IHO: UW was ranked by 247 Sports as having the No. 11 ranked 2015 recruiting class in the country. Where is coach Lorenzo Romar at in the process of figuring out how these freshmen and other Huskies fit together?

UWDP: The recruiting class was actually ranked even higher by, at No. 6 in the country, and is the highest-rated class to ever come through Montlake. Honestly, it’s hard to answer that question, because I am not at practice every day and watching the process take place firsthand. What I can say though is that this team certainly seems to play with a lot of confidence, and they don’t seem to be intimidated by the moment much at all. Obviously, the chemistry is a work in process and this team is far from a finished product, and I still question whether senior point guard Andrew Andrews and freshman point guard David Crisp should be on the floor together at the same time. That being said, it is easy to tell that these guys like playing together, and that even though all of the freshman possess impressive individual talent, they do seem to rally together well as a team.

IHO: What do you expect the atmosphere at Hec Edmundson Pavilion to be for this matchup?

UWDP: Honestly, I’m not expecting a very raucous crowd. Attendance for Huskies basketball games has a dipped a bit in recent years as the Huskies have missed the tournament and stagnated a bit. Husky fans also don’t seem to come out in overwhelming numbers for smaller (no offense intended) nonconference teams. I expect the biggest advantage for the Huskies in terms of homecourt advantage will be the fact that Penn has to make the trip across the country for the game.

IHO: Does anybody on the Huskies have a beard like Penn senior center and Kirkland native Darien Nelson-Henry, the inspiration for this game being scheduled?

UWDP: Haha no, not even close. The Huskies are a pretty clean shaven club, with only a few guys sporting some peach fuzz. Forward Malik Dime does sport a pretty impressive flat top though.

IHO: What’s your prediction for Saturday’s matchup?
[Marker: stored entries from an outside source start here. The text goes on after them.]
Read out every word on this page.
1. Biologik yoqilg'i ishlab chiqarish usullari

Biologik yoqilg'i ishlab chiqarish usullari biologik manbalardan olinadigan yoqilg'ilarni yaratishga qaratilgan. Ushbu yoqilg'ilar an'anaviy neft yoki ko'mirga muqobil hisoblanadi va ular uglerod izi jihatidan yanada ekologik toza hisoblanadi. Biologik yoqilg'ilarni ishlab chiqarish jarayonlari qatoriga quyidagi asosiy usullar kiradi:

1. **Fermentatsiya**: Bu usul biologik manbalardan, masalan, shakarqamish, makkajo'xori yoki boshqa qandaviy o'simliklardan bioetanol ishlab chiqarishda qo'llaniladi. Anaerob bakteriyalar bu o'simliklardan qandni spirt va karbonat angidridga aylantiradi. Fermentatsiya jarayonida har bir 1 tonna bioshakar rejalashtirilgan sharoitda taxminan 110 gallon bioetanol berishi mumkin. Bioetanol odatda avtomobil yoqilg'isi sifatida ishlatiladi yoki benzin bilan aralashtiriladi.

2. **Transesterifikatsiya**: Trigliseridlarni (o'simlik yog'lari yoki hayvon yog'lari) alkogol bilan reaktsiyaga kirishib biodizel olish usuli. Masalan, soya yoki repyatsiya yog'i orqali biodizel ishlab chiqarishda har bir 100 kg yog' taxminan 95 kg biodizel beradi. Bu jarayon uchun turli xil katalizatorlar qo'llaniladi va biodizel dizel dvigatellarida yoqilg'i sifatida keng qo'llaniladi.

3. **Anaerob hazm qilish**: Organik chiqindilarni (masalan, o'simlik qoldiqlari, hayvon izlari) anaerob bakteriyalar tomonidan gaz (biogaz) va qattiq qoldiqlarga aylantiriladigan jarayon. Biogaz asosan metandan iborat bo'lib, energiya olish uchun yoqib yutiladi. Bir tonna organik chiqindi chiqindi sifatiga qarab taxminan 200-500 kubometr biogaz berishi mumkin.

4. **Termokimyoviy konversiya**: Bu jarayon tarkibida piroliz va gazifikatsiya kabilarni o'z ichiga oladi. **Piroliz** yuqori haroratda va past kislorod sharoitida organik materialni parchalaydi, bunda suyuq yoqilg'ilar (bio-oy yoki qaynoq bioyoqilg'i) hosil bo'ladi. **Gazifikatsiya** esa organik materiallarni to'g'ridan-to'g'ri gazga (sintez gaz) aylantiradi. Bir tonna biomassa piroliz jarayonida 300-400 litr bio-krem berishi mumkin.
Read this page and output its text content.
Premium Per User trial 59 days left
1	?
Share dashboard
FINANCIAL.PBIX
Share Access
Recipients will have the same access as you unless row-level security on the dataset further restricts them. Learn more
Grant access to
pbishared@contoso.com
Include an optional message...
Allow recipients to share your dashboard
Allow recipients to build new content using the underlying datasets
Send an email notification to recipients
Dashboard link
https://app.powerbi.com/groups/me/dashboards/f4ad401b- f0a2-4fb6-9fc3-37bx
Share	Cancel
UWDP: Since the Huskies are such a young club, it is really hard to predict how their games will go, mainly because we just simply haven’t seen them play together all that much yet. That being said, this team is incredibly talented (albeit it is very raw talent at this point) and athletic, and I expect their up tempo play and full court pressure defense, as well as their athleticism to eventually overwhelm the Quakers. I do expect them to give the Huskies a tough half or so though. However, I do  expect the coaching staff, as well as the few remaining players from last year’s team, to mention  the game against Stony Brook last year (Stony Brook came into HecEd and knocked off the then undefeated Huskies 62-57) and what can happen if they overlook teams they “should” beat.